Question: Is R11 from the evaluation board datasheet identical to Roff2 from the datasheet? Should it be connected to Vdd or Vin? Or does it not matter as long as I calculate it accordingly using Roff1*V / I_led * Rds(on)? Or should it be left unloaded for some reason?
In the evaluation board datasheet, Figure 4 shows the EN pin should be coupled to the PWM signal voltage with C9 and connected to Vdd with R4.
I get that R4 is the pullup for EN so I'm reading this as only being relevant if the PWM pulse is turned off, which will allow it to briefly shut off EN.
Question: Is coupling the PWM signal to the EN pin like this helpful? What is the point? It looks to me like it just causes EN to show the external PWM signal if it's a short pulse. Doesn't that defeat the point of the dimFET? Shouldn't EN just be tied to 3.3V to keep it active at all times when using the dimFET?

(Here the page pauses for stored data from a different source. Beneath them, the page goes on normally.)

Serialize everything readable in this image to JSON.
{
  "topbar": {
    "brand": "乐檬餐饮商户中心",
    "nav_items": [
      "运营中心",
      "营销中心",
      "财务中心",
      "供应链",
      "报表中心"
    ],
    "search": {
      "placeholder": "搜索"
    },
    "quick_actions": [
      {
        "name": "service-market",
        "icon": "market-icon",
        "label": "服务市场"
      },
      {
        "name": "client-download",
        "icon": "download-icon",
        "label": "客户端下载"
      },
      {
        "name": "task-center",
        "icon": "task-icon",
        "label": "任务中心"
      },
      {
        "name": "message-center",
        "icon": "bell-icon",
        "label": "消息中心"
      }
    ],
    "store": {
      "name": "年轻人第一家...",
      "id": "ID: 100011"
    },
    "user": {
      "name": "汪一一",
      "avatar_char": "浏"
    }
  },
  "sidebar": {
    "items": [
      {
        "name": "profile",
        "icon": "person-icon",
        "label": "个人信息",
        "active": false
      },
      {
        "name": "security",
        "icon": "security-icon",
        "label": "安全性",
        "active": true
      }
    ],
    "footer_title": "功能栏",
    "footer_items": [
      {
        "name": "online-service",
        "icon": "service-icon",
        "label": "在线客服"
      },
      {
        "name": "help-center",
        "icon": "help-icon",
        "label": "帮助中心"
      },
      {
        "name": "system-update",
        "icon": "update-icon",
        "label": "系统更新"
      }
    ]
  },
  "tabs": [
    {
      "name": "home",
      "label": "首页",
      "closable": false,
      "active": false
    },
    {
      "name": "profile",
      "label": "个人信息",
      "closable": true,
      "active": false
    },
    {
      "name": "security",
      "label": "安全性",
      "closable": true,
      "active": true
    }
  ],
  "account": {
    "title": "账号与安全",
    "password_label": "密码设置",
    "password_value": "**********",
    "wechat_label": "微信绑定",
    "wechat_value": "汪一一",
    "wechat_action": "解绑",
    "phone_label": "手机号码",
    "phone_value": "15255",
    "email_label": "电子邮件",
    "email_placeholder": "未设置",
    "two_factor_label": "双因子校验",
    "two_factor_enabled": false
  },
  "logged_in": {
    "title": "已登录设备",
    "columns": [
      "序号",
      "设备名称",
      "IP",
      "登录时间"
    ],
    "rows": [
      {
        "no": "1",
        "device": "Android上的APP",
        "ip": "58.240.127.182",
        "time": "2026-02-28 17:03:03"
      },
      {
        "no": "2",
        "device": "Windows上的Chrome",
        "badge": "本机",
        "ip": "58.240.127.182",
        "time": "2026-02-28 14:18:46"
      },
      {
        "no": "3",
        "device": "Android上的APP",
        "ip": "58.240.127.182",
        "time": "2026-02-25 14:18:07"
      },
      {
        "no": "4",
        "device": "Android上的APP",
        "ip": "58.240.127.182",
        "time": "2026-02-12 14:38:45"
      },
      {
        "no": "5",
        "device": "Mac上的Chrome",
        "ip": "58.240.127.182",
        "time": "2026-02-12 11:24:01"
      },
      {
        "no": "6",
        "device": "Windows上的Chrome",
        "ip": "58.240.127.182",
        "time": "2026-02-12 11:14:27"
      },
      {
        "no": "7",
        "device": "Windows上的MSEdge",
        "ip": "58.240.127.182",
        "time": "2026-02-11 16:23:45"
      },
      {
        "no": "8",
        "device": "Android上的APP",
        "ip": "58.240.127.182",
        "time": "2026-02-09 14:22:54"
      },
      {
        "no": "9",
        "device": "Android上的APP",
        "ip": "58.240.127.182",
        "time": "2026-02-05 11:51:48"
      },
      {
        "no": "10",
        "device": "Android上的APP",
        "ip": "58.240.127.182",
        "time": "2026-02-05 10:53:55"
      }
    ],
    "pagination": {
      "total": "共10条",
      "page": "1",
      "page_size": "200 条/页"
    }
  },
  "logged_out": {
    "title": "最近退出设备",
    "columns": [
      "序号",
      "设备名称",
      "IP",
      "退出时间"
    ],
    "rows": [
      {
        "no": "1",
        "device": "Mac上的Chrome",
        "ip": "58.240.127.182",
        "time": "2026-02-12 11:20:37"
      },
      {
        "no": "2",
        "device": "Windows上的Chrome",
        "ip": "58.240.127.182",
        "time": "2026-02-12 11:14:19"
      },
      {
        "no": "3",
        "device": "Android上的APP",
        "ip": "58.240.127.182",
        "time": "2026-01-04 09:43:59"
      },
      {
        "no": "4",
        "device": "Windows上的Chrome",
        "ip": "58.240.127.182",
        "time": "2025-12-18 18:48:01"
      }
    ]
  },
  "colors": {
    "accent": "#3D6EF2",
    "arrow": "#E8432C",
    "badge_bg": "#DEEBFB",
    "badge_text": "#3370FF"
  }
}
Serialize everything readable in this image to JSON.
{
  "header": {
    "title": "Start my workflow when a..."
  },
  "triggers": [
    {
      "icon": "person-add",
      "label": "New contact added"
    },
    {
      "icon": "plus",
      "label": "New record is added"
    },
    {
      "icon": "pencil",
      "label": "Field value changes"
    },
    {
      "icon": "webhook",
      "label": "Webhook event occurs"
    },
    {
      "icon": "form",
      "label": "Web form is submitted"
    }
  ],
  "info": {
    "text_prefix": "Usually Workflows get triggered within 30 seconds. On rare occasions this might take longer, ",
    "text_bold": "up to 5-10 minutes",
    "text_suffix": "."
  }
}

And then in the evaluation board datasheet, Figure 5 is explained as necessary if your PWM frequency is below 10kHz, which I definitely am. This is described as necessary because otherwise Coff falls too low as the voltage from Vo drops to zero and the capacitor discharges, so provides 3.3V through Roff2 when the dimFET is active to keep the off time from being too low. My calculation is that this resistor should be under 130 ohms.
Question: Did I calculate Roff2 (evaluation board datasheet, Figure 5) right? It seems weird that the value of Roff2 is independent of the PWM voltage given that it is connected to the PWM signal. It is also weird that none of the Roff paired diode forward voltages (the one from Vo, the one from PWM drive, and the one from Vdd/Vin) are relevant in calculating these values.
I think if I can understand these three questions, I can probably work out the rest.
What would you recommend doing for this application? Is this the right chip for the job?